CNEDP-2 can be solved in polynomial time when the underlying graph is a tree whose number of leaves is bounded by a constant, the node and edge weights are unitary, and the connection costs are 0/1.

Proof

A polynomial-time dynamic programming algorithm can be obtained by combining the approach described in this section with that developed in Sect. 2.3. The basic idea is to define \(f_a(k_V,k_E,B)\) as the minimum cardinality of a subset \(S\subseteq V(G_a)\cup E(G_a)\) such that \(|S\cap V|\le k_V\), \(|S\cap E|\le k_E\), and \(B_a(S)=B\), and similarly for \(g_{a,i}(k_V,k_E,B)\). We omit the details.\(\square \)

We remark that what makes the algorithm polynomial is the constant bound of \(\ell \) on the cardinality of the boundary sets.

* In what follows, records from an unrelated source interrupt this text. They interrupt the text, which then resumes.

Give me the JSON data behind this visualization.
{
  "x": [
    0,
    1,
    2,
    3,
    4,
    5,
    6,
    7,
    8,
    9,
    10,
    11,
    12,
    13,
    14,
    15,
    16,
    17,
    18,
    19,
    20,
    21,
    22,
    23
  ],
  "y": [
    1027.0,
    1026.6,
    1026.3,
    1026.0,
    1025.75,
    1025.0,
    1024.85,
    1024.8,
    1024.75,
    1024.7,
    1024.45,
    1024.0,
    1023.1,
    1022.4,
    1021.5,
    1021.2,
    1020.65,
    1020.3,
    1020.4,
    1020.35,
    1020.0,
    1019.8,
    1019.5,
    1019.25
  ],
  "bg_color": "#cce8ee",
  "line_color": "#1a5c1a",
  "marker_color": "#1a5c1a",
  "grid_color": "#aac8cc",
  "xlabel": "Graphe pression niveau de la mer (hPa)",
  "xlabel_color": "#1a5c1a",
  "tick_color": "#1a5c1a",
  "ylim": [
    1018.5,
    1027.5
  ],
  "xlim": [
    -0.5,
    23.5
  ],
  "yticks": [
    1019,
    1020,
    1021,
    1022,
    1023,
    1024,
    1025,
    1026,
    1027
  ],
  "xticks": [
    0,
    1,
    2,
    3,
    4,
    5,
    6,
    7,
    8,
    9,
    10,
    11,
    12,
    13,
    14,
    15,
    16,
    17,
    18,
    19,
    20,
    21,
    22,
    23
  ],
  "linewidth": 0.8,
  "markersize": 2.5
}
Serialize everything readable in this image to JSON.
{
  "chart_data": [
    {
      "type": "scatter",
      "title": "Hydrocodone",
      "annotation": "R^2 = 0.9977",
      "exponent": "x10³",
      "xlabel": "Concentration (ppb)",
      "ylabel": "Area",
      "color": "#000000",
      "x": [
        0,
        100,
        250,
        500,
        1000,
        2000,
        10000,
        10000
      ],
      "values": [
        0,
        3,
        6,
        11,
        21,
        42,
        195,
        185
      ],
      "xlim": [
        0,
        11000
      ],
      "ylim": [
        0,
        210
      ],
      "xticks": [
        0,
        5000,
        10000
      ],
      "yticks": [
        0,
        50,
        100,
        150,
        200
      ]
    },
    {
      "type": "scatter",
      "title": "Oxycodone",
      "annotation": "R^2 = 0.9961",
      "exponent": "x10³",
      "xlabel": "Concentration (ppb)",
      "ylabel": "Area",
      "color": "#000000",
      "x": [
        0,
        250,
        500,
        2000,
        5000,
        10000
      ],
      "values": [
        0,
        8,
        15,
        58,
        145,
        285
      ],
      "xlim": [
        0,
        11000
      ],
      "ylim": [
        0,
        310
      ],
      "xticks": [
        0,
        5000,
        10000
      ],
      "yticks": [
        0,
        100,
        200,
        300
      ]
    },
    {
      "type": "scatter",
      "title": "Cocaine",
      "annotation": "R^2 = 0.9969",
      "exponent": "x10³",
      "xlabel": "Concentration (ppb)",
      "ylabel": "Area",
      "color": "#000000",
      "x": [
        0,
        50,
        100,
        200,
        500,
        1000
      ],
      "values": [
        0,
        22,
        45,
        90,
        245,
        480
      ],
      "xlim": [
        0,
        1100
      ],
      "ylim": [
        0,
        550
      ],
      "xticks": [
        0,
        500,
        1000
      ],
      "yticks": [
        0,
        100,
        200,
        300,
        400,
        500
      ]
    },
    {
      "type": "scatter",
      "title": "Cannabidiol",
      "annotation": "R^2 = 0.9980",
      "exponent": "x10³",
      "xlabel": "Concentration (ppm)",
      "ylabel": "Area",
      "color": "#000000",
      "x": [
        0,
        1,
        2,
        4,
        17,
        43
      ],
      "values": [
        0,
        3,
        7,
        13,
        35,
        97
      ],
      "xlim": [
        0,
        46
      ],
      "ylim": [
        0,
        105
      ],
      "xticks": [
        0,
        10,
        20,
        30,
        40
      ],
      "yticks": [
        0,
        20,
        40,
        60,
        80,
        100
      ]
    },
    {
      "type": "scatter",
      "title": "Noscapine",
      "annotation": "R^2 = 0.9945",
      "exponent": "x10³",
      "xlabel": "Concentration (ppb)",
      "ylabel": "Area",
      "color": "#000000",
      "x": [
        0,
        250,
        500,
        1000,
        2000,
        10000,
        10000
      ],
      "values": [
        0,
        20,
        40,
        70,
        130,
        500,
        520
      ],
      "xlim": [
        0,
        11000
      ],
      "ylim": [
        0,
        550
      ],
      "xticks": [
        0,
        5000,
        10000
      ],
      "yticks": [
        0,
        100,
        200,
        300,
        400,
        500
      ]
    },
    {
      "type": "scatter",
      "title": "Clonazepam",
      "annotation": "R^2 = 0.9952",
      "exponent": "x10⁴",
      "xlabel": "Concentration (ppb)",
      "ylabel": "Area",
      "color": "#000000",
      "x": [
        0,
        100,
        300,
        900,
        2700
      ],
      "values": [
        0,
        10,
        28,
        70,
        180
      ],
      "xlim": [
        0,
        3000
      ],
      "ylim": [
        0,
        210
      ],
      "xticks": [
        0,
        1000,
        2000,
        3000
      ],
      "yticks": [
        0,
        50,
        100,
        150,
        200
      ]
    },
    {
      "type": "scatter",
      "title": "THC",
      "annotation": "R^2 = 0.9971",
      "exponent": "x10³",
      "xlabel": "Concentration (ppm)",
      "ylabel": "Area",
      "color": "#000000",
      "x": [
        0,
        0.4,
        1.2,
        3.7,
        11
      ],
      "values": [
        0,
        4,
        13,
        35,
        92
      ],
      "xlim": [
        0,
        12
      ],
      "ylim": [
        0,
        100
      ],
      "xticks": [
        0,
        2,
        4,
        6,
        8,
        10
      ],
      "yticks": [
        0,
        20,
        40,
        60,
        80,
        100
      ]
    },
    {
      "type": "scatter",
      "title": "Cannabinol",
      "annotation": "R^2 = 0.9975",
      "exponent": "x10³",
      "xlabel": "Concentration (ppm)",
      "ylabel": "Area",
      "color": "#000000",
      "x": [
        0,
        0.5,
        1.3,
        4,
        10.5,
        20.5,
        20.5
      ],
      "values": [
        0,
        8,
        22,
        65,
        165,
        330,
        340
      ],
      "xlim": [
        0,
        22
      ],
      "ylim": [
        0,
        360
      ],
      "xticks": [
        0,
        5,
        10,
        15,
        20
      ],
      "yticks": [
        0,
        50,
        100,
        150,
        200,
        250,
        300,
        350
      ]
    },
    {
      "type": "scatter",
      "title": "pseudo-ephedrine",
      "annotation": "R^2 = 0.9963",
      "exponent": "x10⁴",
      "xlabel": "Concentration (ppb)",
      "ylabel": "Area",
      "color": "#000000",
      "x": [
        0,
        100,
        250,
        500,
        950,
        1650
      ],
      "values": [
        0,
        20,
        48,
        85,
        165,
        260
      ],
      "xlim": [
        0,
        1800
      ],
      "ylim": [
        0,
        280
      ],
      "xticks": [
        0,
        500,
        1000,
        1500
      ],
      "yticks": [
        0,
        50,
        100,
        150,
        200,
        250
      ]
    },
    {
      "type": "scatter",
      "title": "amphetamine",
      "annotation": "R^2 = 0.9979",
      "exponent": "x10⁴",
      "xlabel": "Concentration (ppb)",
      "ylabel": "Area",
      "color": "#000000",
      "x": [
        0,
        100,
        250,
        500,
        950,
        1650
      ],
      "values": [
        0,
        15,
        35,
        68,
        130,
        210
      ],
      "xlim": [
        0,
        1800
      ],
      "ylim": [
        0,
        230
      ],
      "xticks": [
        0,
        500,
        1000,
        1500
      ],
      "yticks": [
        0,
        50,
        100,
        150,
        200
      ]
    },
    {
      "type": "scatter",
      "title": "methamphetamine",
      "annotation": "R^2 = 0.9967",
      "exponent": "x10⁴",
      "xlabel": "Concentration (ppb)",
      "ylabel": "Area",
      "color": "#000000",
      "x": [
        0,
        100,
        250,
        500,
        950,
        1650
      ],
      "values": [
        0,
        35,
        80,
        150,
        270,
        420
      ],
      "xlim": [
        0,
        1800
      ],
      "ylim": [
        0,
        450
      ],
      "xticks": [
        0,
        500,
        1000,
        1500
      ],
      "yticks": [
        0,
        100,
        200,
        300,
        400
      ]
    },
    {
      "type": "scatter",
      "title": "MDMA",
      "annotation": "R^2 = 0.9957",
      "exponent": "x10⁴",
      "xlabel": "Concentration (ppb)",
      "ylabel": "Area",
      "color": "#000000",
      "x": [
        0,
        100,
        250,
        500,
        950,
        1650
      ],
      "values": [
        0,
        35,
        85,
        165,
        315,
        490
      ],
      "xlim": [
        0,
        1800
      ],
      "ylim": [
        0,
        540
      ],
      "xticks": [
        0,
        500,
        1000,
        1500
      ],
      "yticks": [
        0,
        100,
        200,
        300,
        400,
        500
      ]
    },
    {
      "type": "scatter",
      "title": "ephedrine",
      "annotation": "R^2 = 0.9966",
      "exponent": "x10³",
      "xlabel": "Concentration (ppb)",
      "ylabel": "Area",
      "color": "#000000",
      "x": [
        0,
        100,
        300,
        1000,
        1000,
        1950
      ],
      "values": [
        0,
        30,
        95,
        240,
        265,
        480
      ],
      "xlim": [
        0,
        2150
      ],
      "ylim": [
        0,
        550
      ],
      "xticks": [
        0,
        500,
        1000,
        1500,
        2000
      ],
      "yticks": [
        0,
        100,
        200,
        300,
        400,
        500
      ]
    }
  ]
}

Requiring that G has at most \(\ell \) leaves is a stronger hypothesis, but it does not seem easy to find weaker reasonable assumptions on G that ensure this property.

4 Concluding remarks

We conclude the paper with a couple of possible directions for future research.

One natural question is whether one can devise polynomial-time algorithms for other classes of critical node/edge detection problems. This paper deals with variants of some of the most studied versions of the problem, but is limited to trees. As mentioned in the introduction, to the best of our knowledge the literature offers only few polynomiality results for problems of this type, which are limited to graphs with simple structure. It seems that some different ideas are needed to go beyond the basic cases.

In Sect. 3 we provided a polynomial-time algorithm for our problems under the assumption that the number of leaves is bounded by a given constant \(\ell \). Since the number of iterations required by the algorithm contains a term of the form \(n^\ell \), this algorithm does not imply that the problem is fixed-parameter tractable (FPT). It would be interesting to understand whether the problem is indeed FPT.